2. LoggerPlugin.onDetachedFromEngine needs to destroy and nullify the MessageChannel.

Case 3: Third party library Native references memory leak

A third-party reader SDK was introduced into the project. During a memory analysis, it was found that each time the reader was opened, the memory would rise by a section and could not decrease. From the heap dump file, Profiler did not indicate that there were memory leaks in the project, but it could be seen that there were a very large number of unrecycled instances of an Activity in the app heap, with relatively large memory footprint.

Viewing the GCRoot References, it was found that these Activities were not referenced by any known GCRoots:

There is no doubt that this Activity has a memory leak, because during operation all related pages have been finished and GC was manually triggered.
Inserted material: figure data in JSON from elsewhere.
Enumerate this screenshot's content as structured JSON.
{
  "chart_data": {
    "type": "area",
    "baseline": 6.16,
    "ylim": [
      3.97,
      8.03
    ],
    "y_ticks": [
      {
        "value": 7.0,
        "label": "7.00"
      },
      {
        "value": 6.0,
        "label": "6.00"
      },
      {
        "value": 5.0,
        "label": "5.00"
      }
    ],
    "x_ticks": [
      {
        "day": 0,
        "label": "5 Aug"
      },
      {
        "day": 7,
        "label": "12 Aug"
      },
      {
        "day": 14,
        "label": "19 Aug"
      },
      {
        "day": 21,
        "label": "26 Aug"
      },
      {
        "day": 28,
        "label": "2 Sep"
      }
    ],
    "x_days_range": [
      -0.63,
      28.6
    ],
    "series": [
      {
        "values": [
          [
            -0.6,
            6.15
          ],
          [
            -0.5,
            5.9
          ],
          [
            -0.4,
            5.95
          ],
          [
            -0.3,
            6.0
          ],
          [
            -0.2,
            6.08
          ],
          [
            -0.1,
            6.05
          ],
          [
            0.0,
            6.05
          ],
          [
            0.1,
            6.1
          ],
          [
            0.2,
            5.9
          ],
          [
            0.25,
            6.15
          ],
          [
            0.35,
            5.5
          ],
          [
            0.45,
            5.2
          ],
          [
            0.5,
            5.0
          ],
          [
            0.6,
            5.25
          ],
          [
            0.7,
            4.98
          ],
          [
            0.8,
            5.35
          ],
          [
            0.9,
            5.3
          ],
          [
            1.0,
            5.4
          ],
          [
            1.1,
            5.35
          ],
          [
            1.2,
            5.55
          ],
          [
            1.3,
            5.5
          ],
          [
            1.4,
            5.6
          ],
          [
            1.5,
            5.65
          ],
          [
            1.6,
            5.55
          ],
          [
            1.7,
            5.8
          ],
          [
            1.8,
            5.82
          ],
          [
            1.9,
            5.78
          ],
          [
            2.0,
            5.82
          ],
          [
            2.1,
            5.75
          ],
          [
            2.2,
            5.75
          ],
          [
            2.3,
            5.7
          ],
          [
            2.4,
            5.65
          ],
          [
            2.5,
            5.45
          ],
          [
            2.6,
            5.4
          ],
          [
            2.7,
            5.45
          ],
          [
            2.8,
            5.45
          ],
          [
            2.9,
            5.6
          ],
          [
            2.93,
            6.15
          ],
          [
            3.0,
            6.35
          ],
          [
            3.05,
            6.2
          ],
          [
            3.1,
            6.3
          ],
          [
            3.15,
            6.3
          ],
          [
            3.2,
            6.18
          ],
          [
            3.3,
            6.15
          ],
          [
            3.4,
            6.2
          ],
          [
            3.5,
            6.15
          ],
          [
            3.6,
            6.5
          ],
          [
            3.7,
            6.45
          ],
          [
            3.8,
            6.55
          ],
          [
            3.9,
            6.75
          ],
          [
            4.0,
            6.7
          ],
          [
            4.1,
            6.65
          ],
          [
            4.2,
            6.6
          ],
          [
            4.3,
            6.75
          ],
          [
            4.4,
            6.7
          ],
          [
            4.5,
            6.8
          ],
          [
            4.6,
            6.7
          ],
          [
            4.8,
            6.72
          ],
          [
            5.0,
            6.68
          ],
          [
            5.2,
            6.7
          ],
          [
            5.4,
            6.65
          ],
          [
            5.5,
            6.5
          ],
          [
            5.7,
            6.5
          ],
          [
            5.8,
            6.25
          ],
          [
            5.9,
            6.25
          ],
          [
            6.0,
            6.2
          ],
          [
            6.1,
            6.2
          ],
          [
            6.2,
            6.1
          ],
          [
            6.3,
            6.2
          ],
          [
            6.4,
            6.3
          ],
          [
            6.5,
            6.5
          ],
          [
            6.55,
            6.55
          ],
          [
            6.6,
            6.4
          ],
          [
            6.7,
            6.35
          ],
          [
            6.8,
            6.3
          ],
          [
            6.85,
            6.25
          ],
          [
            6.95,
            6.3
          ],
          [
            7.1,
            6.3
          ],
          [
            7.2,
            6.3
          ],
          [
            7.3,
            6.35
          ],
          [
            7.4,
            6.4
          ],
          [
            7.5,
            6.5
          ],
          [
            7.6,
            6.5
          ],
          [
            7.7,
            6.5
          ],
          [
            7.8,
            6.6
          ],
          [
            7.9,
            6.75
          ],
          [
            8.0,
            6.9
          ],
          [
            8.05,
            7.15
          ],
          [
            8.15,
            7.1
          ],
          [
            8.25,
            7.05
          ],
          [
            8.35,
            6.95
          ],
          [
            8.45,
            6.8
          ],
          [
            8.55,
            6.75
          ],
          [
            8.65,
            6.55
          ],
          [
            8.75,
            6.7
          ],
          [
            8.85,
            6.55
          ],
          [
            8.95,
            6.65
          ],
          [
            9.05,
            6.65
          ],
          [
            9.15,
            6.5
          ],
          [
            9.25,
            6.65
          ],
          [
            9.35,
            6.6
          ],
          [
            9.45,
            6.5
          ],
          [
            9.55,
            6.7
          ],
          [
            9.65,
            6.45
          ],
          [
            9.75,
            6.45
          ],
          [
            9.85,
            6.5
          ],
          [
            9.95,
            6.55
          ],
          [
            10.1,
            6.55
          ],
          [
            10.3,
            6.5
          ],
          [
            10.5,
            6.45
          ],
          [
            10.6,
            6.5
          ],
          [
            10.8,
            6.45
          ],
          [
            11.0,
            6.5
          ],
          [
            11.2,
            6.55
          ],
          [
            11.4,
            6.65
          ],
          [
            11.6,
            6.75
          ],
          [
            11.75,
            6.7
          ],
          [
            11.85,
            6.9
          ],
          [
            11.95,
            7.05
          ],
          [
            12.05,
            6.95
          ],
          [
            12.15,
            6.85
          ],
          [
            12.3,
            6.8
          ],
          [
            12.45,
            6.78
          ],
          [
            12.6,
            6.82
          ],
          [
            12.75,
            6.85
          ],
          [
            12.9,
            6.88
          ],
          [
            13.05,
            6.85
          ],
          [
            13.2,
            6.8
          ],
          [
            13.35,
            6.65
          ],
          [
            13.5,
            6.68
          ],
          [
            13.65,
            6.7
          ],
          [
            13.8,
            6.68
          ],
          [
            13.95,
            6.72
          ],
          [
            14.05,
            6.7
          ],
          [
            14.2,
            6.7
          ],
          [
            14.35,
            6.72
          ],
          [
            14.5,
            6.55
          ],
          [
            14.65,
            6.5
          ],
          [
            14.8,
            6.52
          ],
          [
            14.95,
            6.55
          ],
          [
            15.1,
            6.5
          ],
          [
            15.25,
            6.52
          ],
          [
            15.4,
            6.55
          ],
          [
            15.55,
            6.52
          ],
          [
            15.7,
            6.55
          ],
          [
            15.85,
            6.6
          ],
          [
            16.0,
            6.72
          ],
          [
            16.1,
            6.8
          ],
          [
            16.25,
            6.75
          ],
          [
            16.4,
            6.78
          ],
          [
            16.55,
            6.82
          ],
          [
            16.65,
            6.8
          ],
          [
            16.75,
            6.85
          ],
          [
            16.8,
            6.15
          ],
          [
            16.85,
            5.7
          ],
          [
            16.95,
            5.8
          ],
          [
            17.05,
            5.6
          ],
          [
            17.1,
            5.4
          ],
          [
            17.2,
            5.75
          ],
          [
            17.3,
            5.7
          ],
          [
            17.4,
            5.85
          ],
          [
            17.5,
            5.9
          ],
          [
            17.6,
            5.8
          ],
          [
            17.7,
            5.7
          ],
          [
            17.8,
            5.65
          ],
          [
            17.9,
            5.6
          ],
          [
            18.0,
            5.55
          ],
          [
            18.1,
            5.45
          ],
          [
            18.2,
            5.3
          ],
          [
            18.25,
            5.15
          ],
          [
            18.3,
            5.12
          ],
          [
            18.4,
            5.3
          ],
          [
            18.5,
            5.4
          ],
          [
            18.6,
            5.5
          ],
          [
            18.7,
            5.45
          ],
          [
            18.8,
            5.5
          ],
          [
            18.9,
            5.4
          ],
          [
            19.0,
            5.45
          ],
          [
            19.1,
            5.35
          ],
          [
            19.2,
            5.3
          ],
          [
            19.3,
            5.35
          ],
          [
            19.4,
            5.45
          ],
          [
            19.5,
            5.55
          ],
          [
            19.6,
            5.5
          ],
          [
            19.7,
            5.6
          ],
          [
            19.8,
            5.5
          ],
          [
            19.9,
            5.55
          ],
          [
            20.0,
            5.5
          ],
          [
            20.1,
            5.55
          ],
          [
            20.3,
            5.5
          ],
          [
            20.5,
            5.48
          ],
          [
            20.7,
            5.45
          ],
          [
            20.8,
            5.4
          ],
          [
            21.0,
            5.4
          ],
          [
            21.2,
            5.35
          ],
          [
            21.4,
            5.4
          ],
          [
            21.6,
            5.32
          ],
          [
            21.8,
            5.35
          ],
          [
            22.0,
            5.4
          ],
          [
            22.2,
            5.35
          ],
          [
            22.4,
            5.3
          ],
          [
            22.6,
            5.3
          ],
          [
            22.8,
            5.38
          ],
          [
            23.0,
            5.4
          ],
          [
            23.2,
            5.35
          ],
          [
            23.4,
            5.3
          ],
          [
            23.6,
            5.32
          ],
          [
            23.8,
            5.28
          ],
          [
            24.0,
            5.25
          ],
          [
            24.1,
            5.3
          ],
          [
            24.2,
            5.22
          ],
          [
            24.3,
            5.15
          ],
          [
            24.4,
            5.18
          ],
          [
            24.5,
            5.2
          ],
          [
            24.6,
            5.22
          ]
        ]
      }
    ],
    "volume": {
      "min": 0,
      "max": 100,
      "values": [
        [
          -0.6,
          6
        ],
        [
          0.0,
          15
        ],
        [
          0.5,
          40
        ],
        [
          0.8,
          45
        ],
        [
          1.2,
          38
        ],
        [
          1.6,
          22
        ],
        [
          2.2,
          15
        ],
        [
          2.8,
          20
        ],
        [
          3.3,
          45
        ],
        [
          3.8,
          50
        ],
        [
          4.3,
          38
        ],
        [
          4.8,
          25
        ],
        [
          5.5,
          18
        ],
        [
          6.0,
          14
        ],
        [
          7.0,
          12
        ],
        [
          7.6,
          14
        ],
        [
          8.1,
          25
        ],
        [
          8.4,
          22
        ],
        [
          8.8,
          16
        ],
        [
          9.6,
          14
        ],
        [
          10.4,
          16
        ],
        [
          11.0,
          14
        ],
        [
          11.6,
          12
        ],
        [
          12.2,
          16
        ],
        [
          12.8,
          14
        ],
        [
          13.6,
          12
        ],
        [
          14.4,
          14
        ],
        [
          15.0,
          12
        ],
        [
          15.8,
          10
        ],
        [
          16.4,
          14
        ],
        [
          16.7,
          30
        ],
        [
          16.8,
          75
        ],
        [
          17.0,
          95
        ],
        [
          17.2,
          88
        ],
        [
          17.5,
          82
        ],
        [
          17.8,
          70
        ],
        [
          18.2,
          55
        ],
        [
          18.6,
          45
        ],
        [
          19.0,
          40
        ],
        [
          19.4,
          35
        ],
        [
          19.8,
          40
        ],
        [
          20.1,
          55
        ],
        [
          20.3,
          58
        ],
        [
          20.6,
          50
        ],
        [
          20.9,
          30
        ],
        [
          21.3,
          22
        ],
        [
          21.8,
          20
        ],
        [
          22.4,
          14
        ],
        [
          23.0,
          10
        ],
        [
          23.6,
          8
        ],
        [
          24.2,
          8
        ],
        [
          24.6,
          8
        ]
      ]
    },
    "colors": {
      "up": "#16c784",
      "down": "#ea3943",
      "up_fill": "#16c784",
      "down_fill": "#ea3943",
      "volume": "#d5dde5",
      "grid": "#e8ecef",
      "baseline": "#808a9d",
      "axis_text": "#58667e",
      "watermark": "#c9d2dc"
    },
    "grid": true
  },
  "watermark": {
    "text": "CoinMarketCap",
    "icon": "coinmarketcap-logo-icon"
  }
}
So the only possibility is that the Activity is referenced by some invisible GCRoot.

In fact, the Heap Dump of Profiler only shows the GCRoots in the Java heap, while the GCRoots in the Native heap are not displayed in this reference list. So, is it possible that this Activity is held by a Native object?

We used the dynamic analysis tool Allocations Record to look at the Activity's references in the Native heap, and indeed found some of its reference chains:

Unfortunately, the reference chains are all memory addresses without class names, so there is no way to know where the Activity is referenced. Later LeakCanary was tried, and although it also clearly stated that the memory leak was caused by Native layer Global Variable references, it still did not provide specific call locations.
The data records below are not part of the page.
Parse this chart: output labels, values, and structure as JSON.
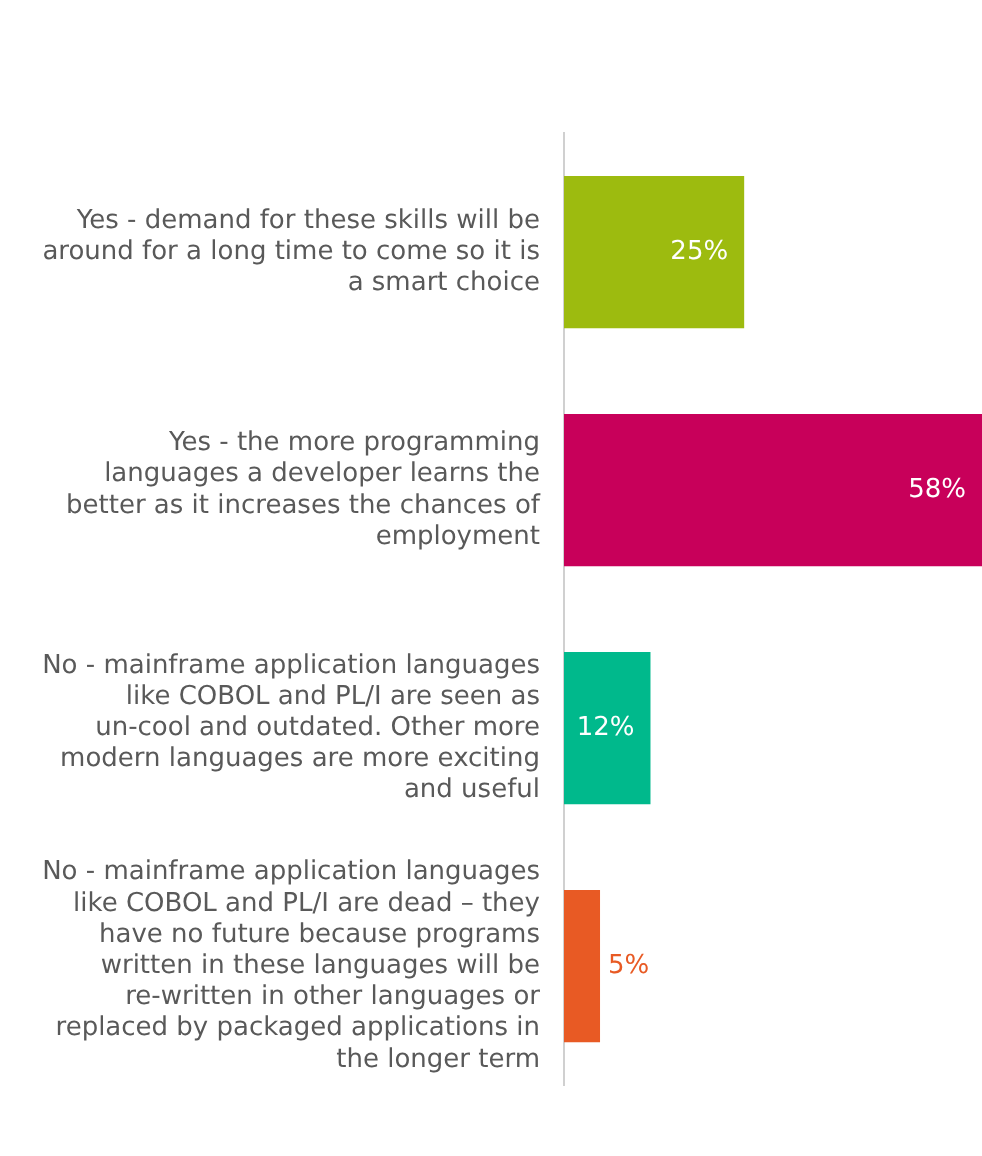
{
  "chart_data": {
    "type": "bar",
    "orientation": "horizontal",
    "categories": [
      "Yes - demand for these skills will be around for a long time to come so it is a smart choice",
      "Yes - the more programming languages a developer learns the better as it increases the chances of employment",
      "No - mainframe application languages like COBOL and PL/I are seen as un-cool and outdated. Other more modern languages are more exciting and useful",
      "No - mainframe application languages like COBOL and PL/I are dead – they have no future because programs written in these languages will be re-written in other languages or replaced by packaged applications in the longer term"
    ],
    "values": [
      25,
      58,
      12,
      5
    ],
    "value_labels": [
      "25%",
      "58%",
      "12%",
      "5%"
    ],
    "colors": [
      "#9dbb0f",
      "#c8005a",
      "#00b98c",
      "#e85a24"
    ],
    "legend": false,
    "grid": false
  }
}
We had no choice but to go back to the source code for analysis of possible call sites. This DownloadActivity is a book download page we made to adapt the reader SDK. When there is no local book, it will first download the book file, then pass it into the SDK to open the SDK's own Activity. So the function of DownloadActivity is to download, verify, unzip books, and handle some of the SDK reader's startup processes.

Following common logic, first check the download, verification, unzip code, and did not find any clues, listeners, etc. are weakly referenced; so it is inferred that it is the writing of the SDK itself that caused the memory leak.

It was found that when the reader SDK starts, there is a context parameter:

class DownloadActivity { 
   ...
    private fun openBook() {
       ...
        ReaderApi.getInstance().startReader(this, bookInfo)
    }
}

Since the SDK's source code is all obfuscated, we can only hard decode the call chain starting from startReader:

class ReaderApi: void startReader(Activity context, BookInfo bookInfo)
        ↓
class AppExecutor: void a(Runnable var1)
        ↓  
class ReaderUtils: static void a(Activity var0, BookViewerCallback var1, Bundle var2)
        ↓
class BookViewer: static void a(Context var0, AssetManager var1)
        ↓
class NativeCpp: static native void initJNI(Context var0, AssetManager var1);

Finally to the initJNI method of NativeCpp class, we can see that our Activity is passed in, subsequent processing is unknown, but based on the above memory analysis we can basically determine that it is because of this method that the reference to Activity is held by longer-lived Native objects, resulting in Activity memory leaks.

As for why Native needs context, there is no way to analyze it. We can only report this issue to the SDK vendor for further processing. The solutions are not difficult:

1. Clear the Activity reference when destroying the reader in time;
2. The startReader method does not need to specify the Activity object. Changing the parameter declaration to Context is enough. The external can pass in the Application Context.